来賓・アテンド部会顛末記

来賓・アテンド部会顛末記


町田佳世子(札幌市立大学)
 知らないということは時に人を大胆な行動に駆り立てる。大会の約1年前、部会のメンバーが決まり、部会長を誰にするかという話になったとき、メンバーの先生方の「だいじょうぶですよ。」との励ましに背中を押され、身の程知らずにも部会長をやらせていただくことになってしまった。その時はどのような仕事なのかイメージすらできなかったので、あまり不安も感じないまますごしていた。

 そのうちに実行委員会が大会運営委員会とやりとりするメールの中でアテンド部会に関連するものがccとして頻繁に送られてくるようになり、だんだん事の重大さに気づくようになった。それと同時に「だいじょうぶ」という言葉は私の頭の中から消滅し、本当に責任を全うできるのかという不安にかられるようになってきた。そのような不安を和らげてくれたのが部会のメンバーの先生方の「シンプルにいきましょう」という言葉と実行委員長からの豊富な情報だった。大会が近づいた初夏のある日、部会のメンバー4名が集まって中華料理のバイキングをお腹いっぱい食べながら、打ち合わせをしたことも気持ちを楽にしてくれた。

 来賓・アテンド部会は、基調講演者、特別招待講演者、提携学会からの招待講演者の方々をお迎えし、大会期間中気持よく過ごしていただくお手伝いが主たる仕事である。大会運営委員会と国際交流委員会からいただく情報をもとに、新千歳空港での出迎えとホテルでのチェックイン時のお手伝い、ホテルから会場への案内、そして会場内に設置された来賓控え室での待機と案内を部会メンバーとアルバイトの学生で分担した。

今大会は来賓・アテンド部会にとって、七福神ならぬ7つの幸運に恵まれた。1つは大会運営委員会と国際交流委員会から実行委員長を通して来賓の方々の情報を随時いただくことができたこと、2つ目は会場の北海学園大学と来賓の方々が滞在するホテルが地下鉄直結で結ばれていたこと、3つ目は500円で地下鉄乗り放題という大会参加者用の地下鉄カードを利用できたこと、4つ目は基調講演者のお1人が部会メンバーの長年の友人であったこと、5つ目は北海道への交通手段が飛行機しかなく、出迎えの玄関口が新千歳空港1つであったこと、6つ目は前回の藤女子大学での大会の際のような大事件(同時多発テロ)の偶発もなく、来賓の方々が順調に到着したこと、そして最後に頼りない部会長ゆえに、部会メンバーをはじめ西堀大会委員長、上野実行委員長、相川国際交流委員長そして実行委員会の皆様が支えてくださったことである。

来賓・アテンド部会の役得として、来賓の方々と身近に接するということがある。時には雑談もする。そこで感じるのは来賓の方々の誰もがとても気さくでかつ人を頼らないということである。そのことで助けられたのと同時に、「帰国日の見送り?いらない、いらない」という言葉に甘えて、大会終了と同時に任務終了の気持ちになってしまい、結果として翌日のホテルでのチェックアウトで行き違いがあったことを知らないでいたという赤面の事態もあった。大いに反省している。

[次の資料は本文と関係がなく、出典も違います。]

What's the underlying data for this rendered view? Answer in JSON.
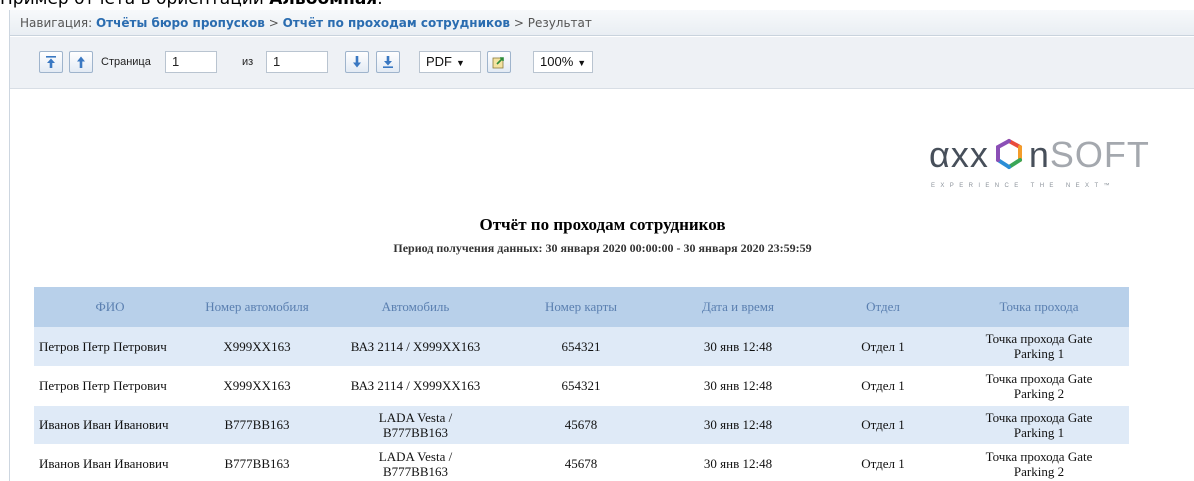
{
  "caption": {
    "prefix": "Пример отчёта в ориентации ",
    "bold": "Альбомная",
    "suffix": "."
  },
  "nav": {
    "label": "Навигация:",
    "crumb1": "Отчёты бюро пропусков",
    "sep1": ">",
    "crumb2": "Отчёт по проходам сотрудников",
    "sep2": ">",
    "current": "Результат"
  },
  "toolbar": {
    "first_icon": "first-page-icon",
    "prev_icon": "prev-page-icon",
    "page_label": "Страница",
    "page_value": "1",
    "of_label": "из",
    "of_value": "1",
    "next_icon": "next-page-icon",
    "last_icon": "last-page-icon",
    "format": "PDF",
    "export_icon": "export-icon",
    "zoom": "100%"
  },
  "logo": {
    "text_left": "αxx",
    "text_n": "n",
    "text_soft": "SOFT",
    "tagline": "EXPERIENCE THE NEXT™",
    "colors": [
      "#e94c3d",
      "#f39c2a",
      "#3aa657",
      "#2b8ed6",
      "#8b4fb6"
    ]
  },
  "report": {
    "title": "Отчёт по проходам сотрудников",
    "period": "Период получения данных: 30 января 2020 00:00:00 - 30 января 2020 23:59:59",
    "columns": [
      "ФИО",
      "Номер автомобиля",
      "Автомобиль",
      "Номер карты",
      "Дата и время",
      "Отдел",
      "Точка прохода"
    ],
    "rows": [
      {
        "fio": "Петров Петр Петрович",
        "plate": "Х999ХХ163",
        "car_line1": "ВАЗ 2114 / Х999ХХ163",
        "car_line2": "",
        "card": "654321",
        "datetime": "30 янв 12:48",
        "dept": "Отдел 1",
        "point_line1": "Точка прохода Gate",
        "point_line2": "Parking 1"
      },
      {
        "fio": "Петров Петр Петрович",
        "plate": "Х999ХХ163",
        "car_line1": "ВАЗ 2114 / Х999ХХ163",
        "car_line2": "",
        "card": "654321",
        "datetime": "30 янв 12:48",
        "dept": "Отдел 1",
        "point_line1": "Точка прохода Gate",
        "point_line2": "Parking 2"
      },
      {
        "fio": "Иванов Иван Иванович",
        "plate": "В777ВВ163",
        "car_line1": "LADA Vesta /",
        "car_line2": "В777ВВ163",
        "card": "45678",
        "datetime": "30 янв 12:48",
        "dept": "Отдел 1",
        "point_line1": "Точка прохода Gate",
        "point_line2": "Parking 1"
      },
      {
        "fio": "Иванов Иван Иванович",
        "plate": "В777ВВ163",
        "car_line1": "LADA Vesta /",
        "car_line2": "В777ВВ163",
        "card": "45678",
        "datetime": "30 янв 12:48",
        "dept": "Отдел 1",
        "point_line1": "Точка прохода Gate",
        "point_line2": "Parking 2"
      }
    ]
  }
}
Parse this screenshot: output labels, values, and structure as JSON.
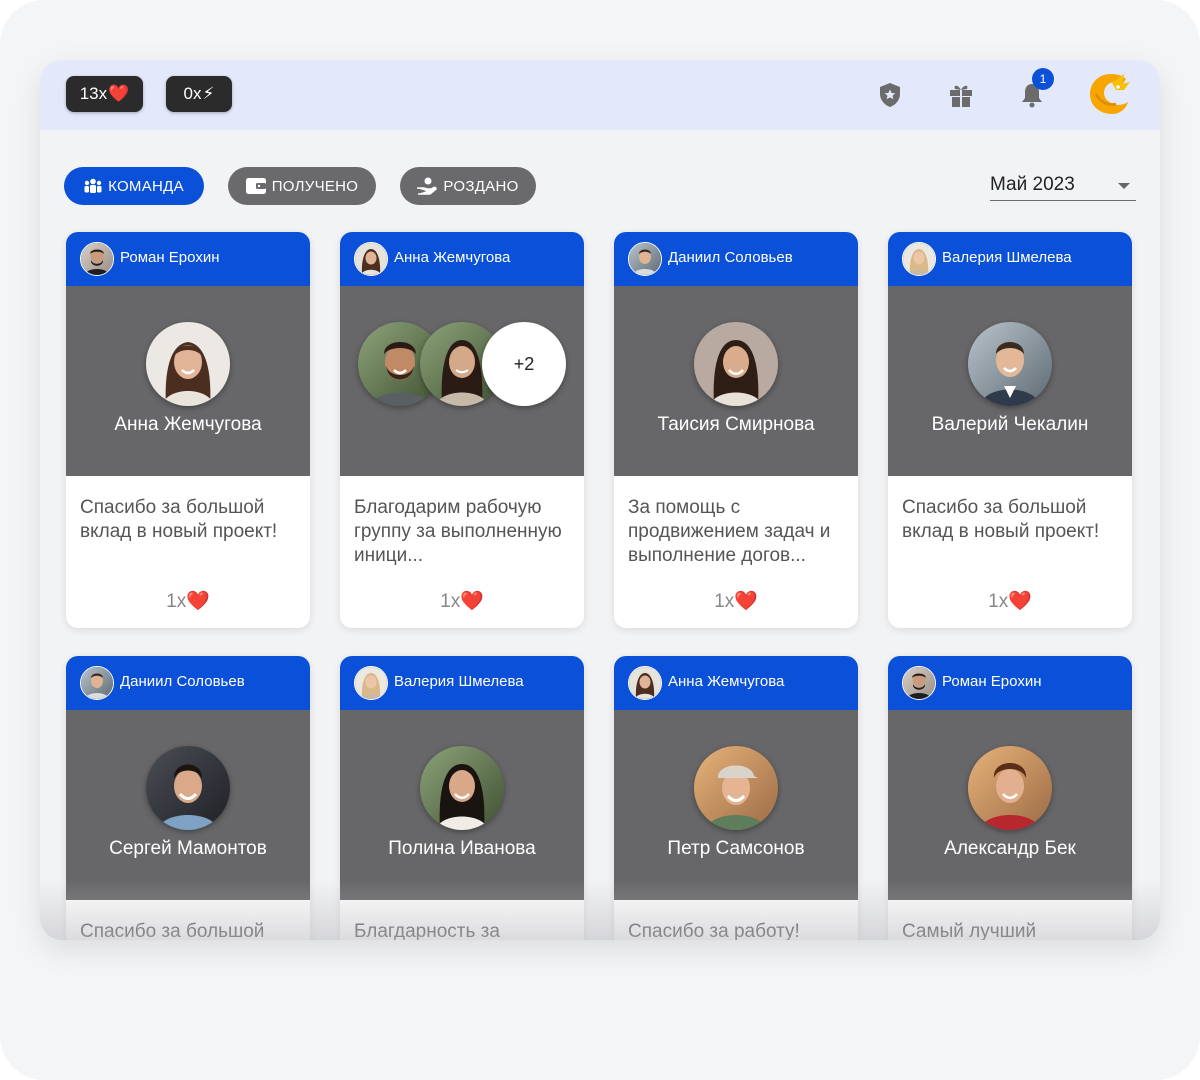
{
  "header": {
    "hearts_count": "13x",
    "hearts_emoji": "❤️",
    "energy_count": "0x",
    "energy_emoji": "⚡",
    "notifications_badge": "1",
    "icons": [
      "shield-star-icon",
      "gift-icon",
      "bell-icon",
      "dragon-logo"
    ]
  },
  "tabs": [
    {
      "label": "КОМАНДА",
      "icon": "team-icon",
      "active": true
    },
    {
      "label": "ПОЛУЧЕНО",
      "icon": "wallet-icon",
      "active": false
    },
    {
      "label": "РОЗДАНО",
      "icon": "hand-give-icon",
      "active": false
    }
  ],
  "period": {
    "value": "Май 2023"
  },
  "colors": {
    "accent": "#0a50d8",
    "media_bg": "#676769",
    "pill_bg": "#2b2b2b",
    "topbar_bg": "#e3e9fb"
  },
  "cards": [
    {
      "sender": "Роман Ерохин",
      "recipient": "Анна Жемчугова",
      "message": "Спасибо за большой вклад в новый проект!",
      "count": "1x"
    },
    {
      "sender": "Анна Жемчугова",
      "recipient": "",
      "extra_recipients": "+2",
      "message": "Благодарим рабочую группу за выполненную иници...",
      "count": "1x"
    },
    {
      "sender": "Даниил Соловьев",
      "recipient": "Таисия Смирнова",
      "message": "За помощь с продвижением задач и выполнение догов...",
      "count": "1x"
    },
    {
      "sender": "Валерия Шмелева",
      "recipient": "Валерий Чекалин",
      "message": "Спасибо за большой вклад в новый проект!",
      "count": "1x"
    },
    {
      "sender": "Даниил Соловьев",
      "recipient": "Сергей Мамонтов",
      "message": "Спасибо за большой",
      "count": ""
    },
    {
      "sender": "Валерия Шмелева",
      "recipient": "Полина Иванова",
      "message": "Благдарность за",
      "count": ""
    },
    {
      "sender": "Анна Жемчугова",
      "recipient": "Петр Самсонов",
      "message": "Спасибо за работу!",
      "count": ""
    },
    {
      "sender": "Роман Ерохин",
      "recipient": "Александр Бек",
      "message": "Самый лучший",
      "count": ""
    }
  ],
  "heart_emoji": "❤️"
}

来賓の方から帰りがけに「いろいろとありがとう」の言葉とともにいただいたクッキーは、任務からの開放感もあって特に美味しかった。期間中は冷や汗ばかりで過ごしたが、今は、ずっと支えてくださった部会のメンバーの先生方をはじめ、このような貴重な機会を与えてくださった多くの方々への感謝の気持ちとともにゆっくりと大会を振り返っているところである。